Thursday, January 26, 2006
Sick again..or, rather, 'still'
Yesterday I started getting sick again--my throat began to feel very painful, and I began to feel feverish. I've grown skeptical of the intelligence and competency of the doctor I have been seeing, who doesn't really examine me, doesn't take my temperature, and who doesn't ask me many questions. I enter her office, she says, "what's wrong?" I desribe my symptoms, she says "open your mouth" (from across the desk) and then declares "Oh, yes. It's strep throat." So today I went to the American Hospital in Paris to see what I hoped would be an American doctor.
I hoped that I would feel reassured by the familiar American hospital setting, full of American doctors...As it turns out, a good majority of the doctors are French, as are the patients, and the hospital looks nothing like an American hospital. For that matter, it isn't run like an American hospital, either. You have to pay in advance for the services (in my case, medical exam and visit, blood test and throat culture), but you have to pay in cash.
"Cash?" I asked, stunned.
"Yes. But I see you've already been to a doctor here in Paris--I'm sure you payed in cash then, too?"
"I did. I just thought this would be different since it's a hospital, and it's called "The American" hospital. I thought it would be more like an American hospital."
"Eh non."
The ATM was empty and therefore out of service...because everyone in the hospital has to pay cash. And there was only one in the entire facility.
I was instructed at the welcome desk that there was an ATM not far away, only about 10 minutes away, in Neuilly. So with my fever and my aching throat and my eyes watering and my scarf wrapped around my head, I went: down the hill over the bridge across the main boulevard took a right at the light then passed the bus stop to turn right at the next light to finally find the ATM (which, incidentally, instantly displayed an Out of Order announcement after I used it. I wonder where the next closest one is...).

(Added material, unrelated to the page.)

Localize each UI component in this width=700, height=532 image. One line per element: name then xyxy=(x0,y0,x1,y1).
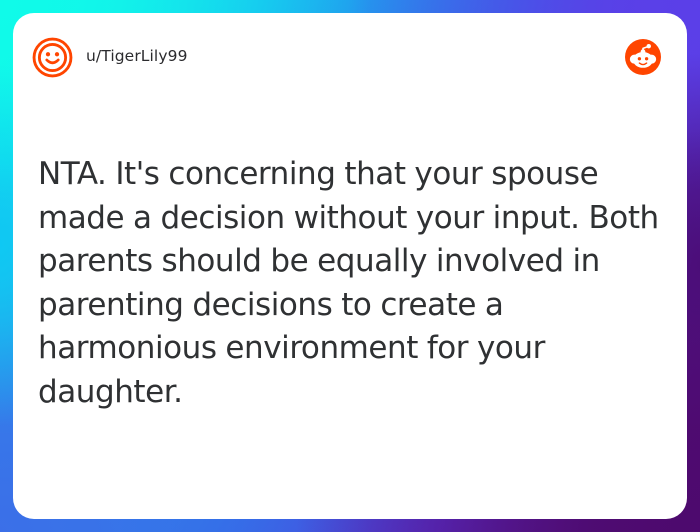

The doctor 50 or 60, very French and made me feel uncomfortable. I couldn't tell if it was because he was a little bit of a lecherous older man, or because I wasn't accustomed to be looked at in such a...kind, smiling way while being examined. I'm accustomed to the doctor looking more at his charts than at me, and am certainly not accustomed to being patted on the back and being told, softly "Ne vous en faites pas, mademoiselle. Je vais m'occuper de vous--tout ira mieux dans quelques jours. Oh, ma pauvre." (don't worry, miss. I'm going to take care of you--everything will be better in a couple of days. Oh, my poor thing).
Anyway, he has presribed me with yet another round of antibiotics (this being round three). He explained to me that infections in France are harder to treat than in the US (where, as it turned out, he worked for 14 years), because French doctors prescribe too liberally antibiotics to people who don't need them. When it comes time to treat a truly ill person, the "bactéries" have become very resistent to normal antibiotics. All of that was to say that he thinks I have had the same strep throat the whole time, but that it couldn't being eliminated by the "weaker" (his word) antibiotics. He says the other doctor should have known from the beginning. He also says he's convinced that it will work this time and that I will be in tip top shape by Monday.
If not...I'll be a disaster.
I'm going to bed now, but if you have medical opinions, or words of comfort, please don't hesitate to call. I'm not very happy today.